In fact, AstraZeneca's choice is also Pfizer, Amgen, Merck, etc.The choice of many MNCs. Over the past decade, dozens have successively scaled down or withdrawn from the CNS battlefield, while坚守者 like Biogen alsoExploring the next R&D and performance anchor point.High Risk and Long Cycle of CNSAs with the exploration of the TREM2 target, setbacks and progress go hand in hand.

 

That said, the dawn has never faded. In the highly attended field of Alzheimer's disease, Leqembi, the Aβ antibody jointly developed by Biogen and Eisai, received full FDA approval for marketing in 2023, becoming the first fully approved Alzheimer's drug by the FDA in 20 years. In July 2024, the second Aβ antibody, donanemab from Eli Lilly, also received FDA approval for marketing.

 

Sanofi is one of the few companies that continues to increase its investment.In April 2022, collaborated with Terran Biosciences to obtainTwo Late-Stage Central Nervous System (CNS) Global Exclusive Rights for Pipeline Asset Development and CommercializationThese two therapies have led to four Investigational New Drug (IND) applications and more than 104 clinical studies involving over 15,000 subjects with CNS indications. In terms of self-developed products, although...Venglustat (Parkinson's Disease) and Oditrasertib(amyotrophic lateral sclerosis) has been terminated, but frexalimab (multiple sclerosis) has overcome the "death curse" of Phase II clinical trials and reached the primary endpoint.

 

Another company that continues to increase its investment is Roche.——In the direction of Alzheimer's disease, Roche's two Aβ monoclonal antibody drugs, gantenerumab and crenezumab, showed unsatisfactory clinical performance and their development was terminated.
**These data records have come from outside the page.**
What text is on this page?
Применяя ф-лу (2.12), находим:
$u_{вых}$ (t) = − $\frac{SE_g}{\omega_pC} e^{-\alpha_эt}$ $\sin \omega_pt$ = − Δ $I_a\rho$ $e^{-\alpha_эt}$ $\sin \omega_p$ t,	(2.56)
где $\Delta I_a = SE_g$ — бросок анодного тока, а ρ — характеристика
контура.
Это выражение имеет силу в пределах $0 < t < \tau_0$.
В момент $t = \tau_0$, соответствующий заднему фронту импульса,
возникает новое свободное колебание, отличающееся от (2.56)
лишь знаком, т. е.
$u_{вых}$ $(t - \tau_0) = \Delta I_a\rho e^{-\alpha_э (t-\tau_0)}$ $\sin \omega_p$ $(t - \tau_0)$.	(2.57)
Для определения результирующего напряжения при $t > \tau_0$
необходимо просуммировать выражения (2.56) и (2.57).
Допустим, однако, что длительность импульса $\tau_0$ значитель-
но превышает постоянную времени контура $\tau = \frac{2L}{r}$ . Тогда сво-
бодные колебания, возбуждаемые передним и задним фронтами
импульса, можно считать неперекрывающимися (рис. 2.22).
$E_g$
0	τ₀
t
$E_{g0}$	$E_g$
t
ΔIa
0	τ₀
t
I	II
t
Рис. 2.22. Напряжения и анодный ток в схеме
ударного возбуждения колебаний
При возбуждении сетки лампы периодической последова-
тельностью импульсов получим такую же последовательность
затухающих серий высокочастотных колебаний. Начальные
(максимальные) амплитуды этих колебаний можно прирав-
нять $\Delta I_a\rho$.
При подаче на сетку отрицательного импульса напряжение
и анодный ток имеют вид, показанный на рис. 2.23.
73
However, Trontinemab, a bispecific antibody targeting Aβ/TfR, is still under research and has demonstrated the ability to cross the blood-brain barrier along with impressive clinical data.

 

Since 2024, Roche has shown a high level of attention to gene therapy in the CNS field.In August, Genentech reached a licensing agreement worth nearly $2 billion with Sangamo Therapeutics to develop intravenously administered gene therapies for neurodegenerative diseases, including AD. Its AAV capsid demonstrated strong ability to cross the blood-brain barrier in non-human primate models.

 

In October, a collaboration was reached with Dyno Therapeutic, a developer of AI-powered gene therapy platforms, involving a $50 million upfront payment and potential total payments exceeding $1 billion, to develop next-generation adeno-associated virus (AAV) vector gene therapies for neurological diseases. This marks the second collaboration between the two parties, following their partnership since 2020 to develop next-generation AAV vectors for neurological disorders and liver-targeted gene therapies, with a potential collaboration value exceeding $1.8 billion.

 

Almost simultaneously with Sanofi's official announcement, on May 21, Genentech announced its collaboration with Orionis Biosciences once again.Development of Monovalent Molecular Glue New Drugs Based on AI-Driven Proprietary Platform, including a $105 million upfront payment and a potential total transaction value exceeding $2 billion.In September 2023, the two parties collaborated for the first time to discover new small molecule drugs for challenging targets in disease areas including oncology and neurodegenerative diseases.

 

From monoclonal antibodies, bispecific antibodies to small molecule agonists, gene therapies, molecular glues, and further to AI-driven AAV capsid design platforms and novel drug discovery platforms, CNS innovative drugs continue to advance under the joint promotion of cutting-edge technologies and clinical controversies.